Kaos Teorisi
Yapısal olarak bir fizik teorisi ya da matematiksel bir tümevarım değil, fiziksel gerçeklik parçalarının bir bütün olarak eğilimini açıklamaya yarayan bir yöntemdir. Bir sigara dumanının havada yaptığı şekiller tamamen düzensiz ve bağımsız rastlantıların ürünü olarak görülebilir. Ancak bir teorik fizikçi dumanın bu dinamiğinin aslında ortamdaki birçok parametre ve etken ile belirlendiği görüşündedir. Bu girdiler o kadar çoktur ve o kadar değişkendir ki incelemek ve net bir kanıya varmak imkansızdır. Parametrelerin bu denli değişken olması aslında o parametrelerin de bir çıktı olmasından kaynaklanır.
Kaos Teorisi birkaç düşüncenin birleşimidir: Matematikteki Kaos Teoremi, Kelebek Etkisi ve Fraktal Geometri
Teorinin temel önermeleri:
1- Düzen düzensizliği yaratır.
2- Düzenin anlayamadığımız hali(kaos) varsa ki -illa ki
olmalıdır- bundan dolayı düzensiz diyemeyiz. Yani düzenin dışına çıkmak
imkânsızdır.
3- Düzensizliğin içinde de bir düzen vardır.

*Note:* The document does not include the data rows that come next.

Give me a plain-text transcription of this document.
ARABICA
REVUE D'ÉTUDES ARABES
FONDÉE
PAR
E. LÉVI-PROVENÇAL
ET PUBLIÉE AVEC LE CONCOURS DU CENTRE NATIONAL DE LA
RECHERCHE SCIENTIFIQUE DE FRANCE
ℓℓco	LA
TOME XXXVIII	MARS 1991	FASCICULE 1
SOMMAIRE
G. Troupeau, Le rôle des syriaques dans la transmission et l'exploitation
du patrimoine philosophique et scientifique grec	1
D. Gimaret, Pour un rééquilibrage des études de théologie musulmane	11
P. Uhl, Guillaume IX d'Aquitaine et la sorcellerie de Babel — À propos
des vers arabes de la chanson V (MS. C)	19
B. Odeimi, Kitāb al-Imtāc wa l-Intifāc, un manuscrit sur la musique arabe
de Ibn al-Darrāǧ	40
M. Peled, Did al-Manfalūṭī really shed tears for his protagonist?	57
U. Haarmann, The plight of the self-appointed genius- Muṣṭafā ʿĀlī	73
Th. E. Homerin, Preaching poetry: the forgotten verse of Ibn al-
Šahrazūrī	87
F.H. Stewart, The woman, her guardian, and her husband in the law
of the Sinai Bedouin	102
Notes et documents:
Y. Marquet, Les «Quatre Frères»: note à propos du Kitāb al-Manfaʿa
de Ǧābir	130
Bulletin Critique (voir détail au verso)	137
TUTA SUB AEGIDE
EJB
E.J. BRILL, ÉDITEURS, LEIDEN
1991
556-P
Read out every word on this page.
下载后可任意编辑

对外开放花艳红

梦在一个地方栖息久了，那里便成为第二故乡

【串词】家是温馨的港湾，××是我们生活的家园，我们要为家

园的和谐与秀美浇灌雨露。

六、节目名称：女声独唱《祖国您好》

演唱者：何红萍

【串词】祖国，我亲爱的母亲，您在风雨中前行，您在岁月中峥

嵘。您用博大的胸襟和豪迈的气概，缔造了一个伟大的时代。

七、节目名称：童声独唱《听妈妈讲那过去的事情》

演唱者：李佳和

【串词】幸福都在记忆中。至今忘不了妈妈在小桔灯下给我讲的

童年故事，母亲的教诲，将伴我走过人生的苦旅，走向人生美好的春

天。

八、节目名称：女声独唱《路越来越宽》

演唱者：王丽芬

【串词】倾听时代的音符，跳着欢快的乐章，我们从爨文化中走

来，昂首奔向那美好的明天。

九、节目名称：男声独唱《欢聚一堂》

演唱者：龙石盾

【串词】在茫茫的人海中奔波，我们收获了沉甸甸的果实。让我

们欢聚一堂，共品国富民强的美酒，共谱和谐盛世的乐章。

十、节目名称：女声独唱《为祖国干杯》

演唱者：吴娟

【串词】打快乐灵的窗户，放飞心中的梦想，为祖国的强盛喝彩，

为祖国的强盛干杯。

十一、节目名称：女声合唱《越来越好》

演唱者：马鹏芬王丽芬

4- Düzen düzensizlikten doğar.
5- Yeni düzende uzlaşma ve bağlılık değişimin ardından çok
kısa süreli olarak kendini gösterir.
6- Ulaşılan yeni düzen, kendiliğinden örgütlenen bir süreç
vasıtasıyla kestirilemez bir yöne doğru gelişir.
Sosyal Medya ile Kaos Teorisi İlişkisi
Kaos Teorisinden Pazarlamaya atıf yapmak da bir kaostur. Sadece Pazarlamaya değil diğer bilim dallarına da kaynaklık eden Kaos teorisi, kendi de başka felsefelerden oluşmuştur.
Kaos teorisine dayanarak sosyal medyayla ilgili birkaç varsayımda bulunalım:
Sosyal medyanın çok yönlü, hızlı ve geniş olması kaotik ortamlar yaratır, biz pazarlamacılar açısından. Bunları avantaj çevirmek için kilit mesajları yine bu ortamdan çıkarıyoruz ya da çıkarmalıyız. Sosyal medyada merkezi kontrole sahip olmayan, başıboş bir yapı. Bu yönüyle kaos teorisine benzer.
Pozitif bilimlerde kullanılan tümevarım yaklaşımı, sosyal medyayı parça parça ele alıp bütünü temsil etmemizi önerir. Buna tümü temsil ediyor demek ise bizi çok yanlış sonuçlara götürür. Sosyal medya çok yönlü, hızlı ve geniş kullanım alanına sahip olmasından dolayı tümevarım tekniği sosyal medya için yüksek riskli bir seçim olur.
Tek kişi kaynaklı bir iletiyi/yorumu ele alalım. Bir iletinizin etkilerini ve sonucunu tahmin edemezsiniz ama bu bir harekettir ve bir şeyleri etkilemektedir. Hatta okuyan herkesi etkilemektedir, dolaylı ya da doğrudan. Bu toplu hareketlere sebep olacağı gibi bir düzeni değiştirebilir de. Bu varsayım fazla iddialı gibi görünsede sosyal medyayı en iyi anlatan kelime şüphesiz "etkileşim"dir. Sadece bir iletiden etkilenebileceğimizi varsayarak birçok hatta günde binlerce iletiye maruz kalan zihnin, düşünce yapısının şekillenmesinde etkisiz olduğunu söylemek hatadır.
Yine sosyal medyada paylaşımınızın (önemsiz olduğunu düşündüğünüz), diğer insanlar tarafından yüksek beğenilirliğe ulaşması, sizi de onları da etkiler. Bu etkiler sizin ya da onların düşünce sisteminizi harekete geçirebilir veya davranışlarınızı harekete geçirebilir. Sonra o hareketler dünyaya yayılabilir ki buna örnek olarak "internet dili" diye adlandırdığım bir kavram var. İnternette kullanıcılar arasında geliştirilen ortak bir dildir. İnternet kullanmayanların anlayamayacağı bir dil. İşte bu ortak dilin bir kelimesini önce bir kişi söyler, etkileşimle o artık tüm kullanıcıların kelimesidir.